We did tag on Atlas for Hive tables. And we use sqoop every night to drop some hive tables and re-create them with updated data but tables metadata remains same. Atlas delete metadata as we dropped tables but the problem is Tagged data also gone even atlas hook add same metadata from re-created tables again. Is there any possibility to keep the tagged metadata even we drop tables?
Which version of Atlas are you using?
Atlas does not remove the deleted hive tables. It just marks them as deleted in the metadata. You can see the same in Atlas UI, all deleted entities are displayed in red.
If there already exists an entity in atlas with the same name and if it is marked as deleted then Atlas tries to create new entity with the same, which has its own properties.
Hi @Ayub Khan Thanks for your reply. I am using latest version. SO I can see the red marked deleted entities as historical entity. But there are a lot of duplicate entity as it got deleted and added on Atlas every night. But my question is there anyway to keep metadata in atlas even if we delete them from Hive?
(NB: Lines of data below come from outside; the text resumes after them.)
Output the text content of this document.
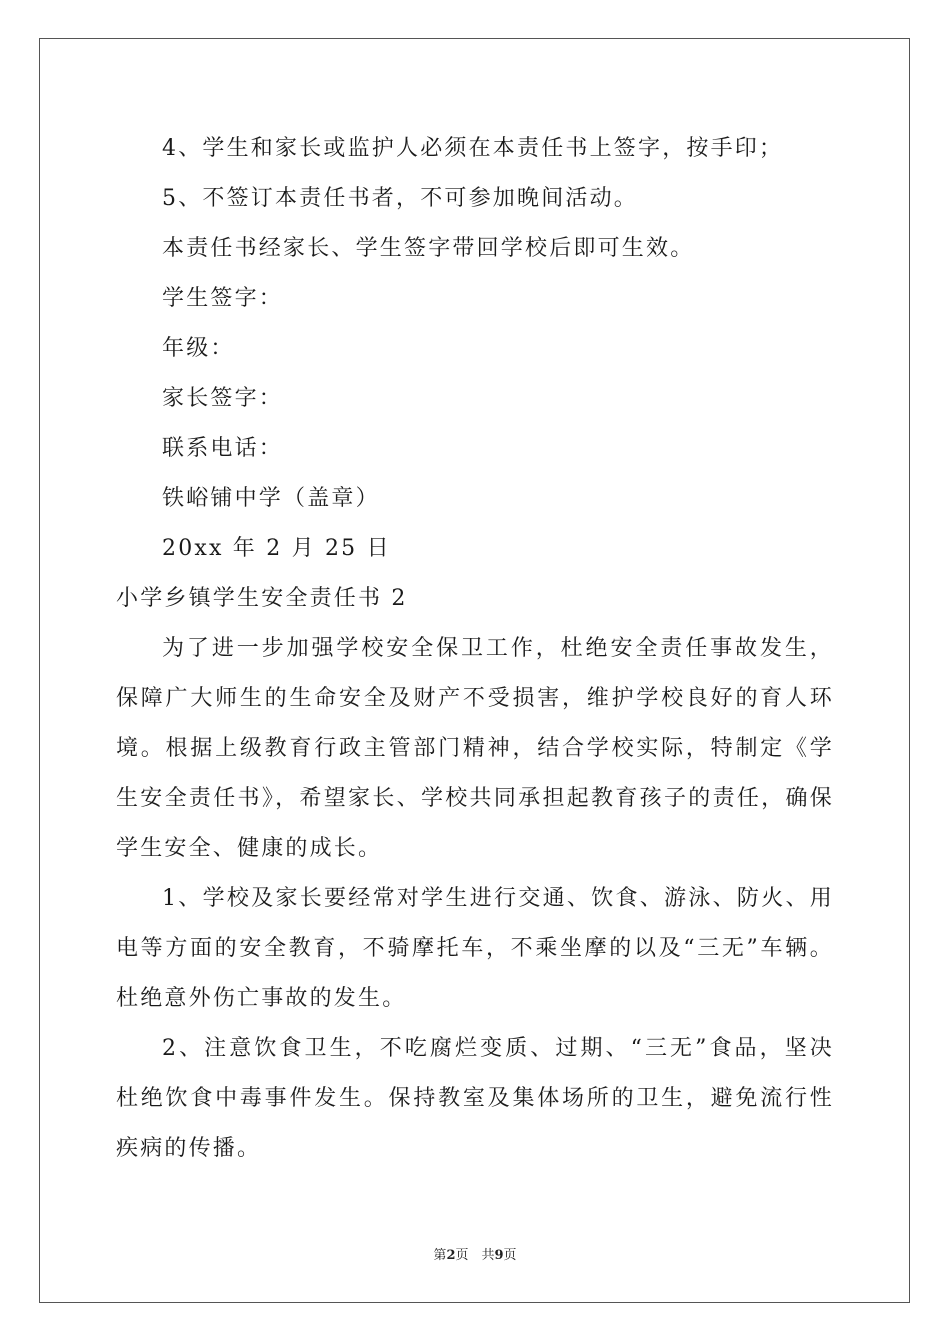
4、学生和家长或监护人必须在本责任书上签字，按手印；
5、不签订本责任书者，不可参加晚间活动。
本责任书经家长、学生签字带回学校后即可生效。
学生签字：
年级：
家长签字：
联系电话：
铁峪铺中学（盖章）
20xx 年 2 月 25 日
小学乡镇学生安全责任书 2

为了进一步加强学校安全保卫工作，杜绝安全责任事故发生，保障广大师生的生命安全及财产不受损害，维护学校良好的育人环境。根据上级教育行政主管部门精神，结合学校实际，特制定《学生安全责任书》，希望家长、学校共同承担起教育孩子的责任，确保学生安全、健康的成长。

1、学校及家长要经常对学生进行交通、饮食、游泳、防火、用电等方面的安全教育，不骑摩托车，不乘坐摩的以及“三无”车辆。杜绝意外伤亡事故的发生。

2、注意饮食卫生，不吃腐烂变质、过期、“三无”食品，坚决杜绝饮食中毒事件发生。保持教室及集体场所的卫生，避免流行性疾病的传播。

第2页　共9页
Or to identify them from Deleted entity and do not create again with same entity. I mean How can we avoid duplication?
The way to approach this isn't through Atlas, but rather through the way you ingest the data into Hive. Rather than dropping/deleting and recreating the Hive table you can either use "Truncate" or "Insert Overwrite" to replace the data only. This way, your metadata and tags stay intact and only your data is refreshed.
*Keep in mind that if you have ACID enabled then you will not be able to use "Insert Overwrite", and your only option is "Truncate"
As of Hive 0.14, if a table has an OutputFormat that implements AcidOutputFormat and the system is configured to use a transaction manager that implements ACID, then INSERT OVERWRITE will be disabled for that table. This is to avoid users unintentionally overwriting transaction history. The same functionality can be achieved by using TRUNCATE TABLE (for non-partitioned tables) or DROP PARTITION followed by INSERT INTO.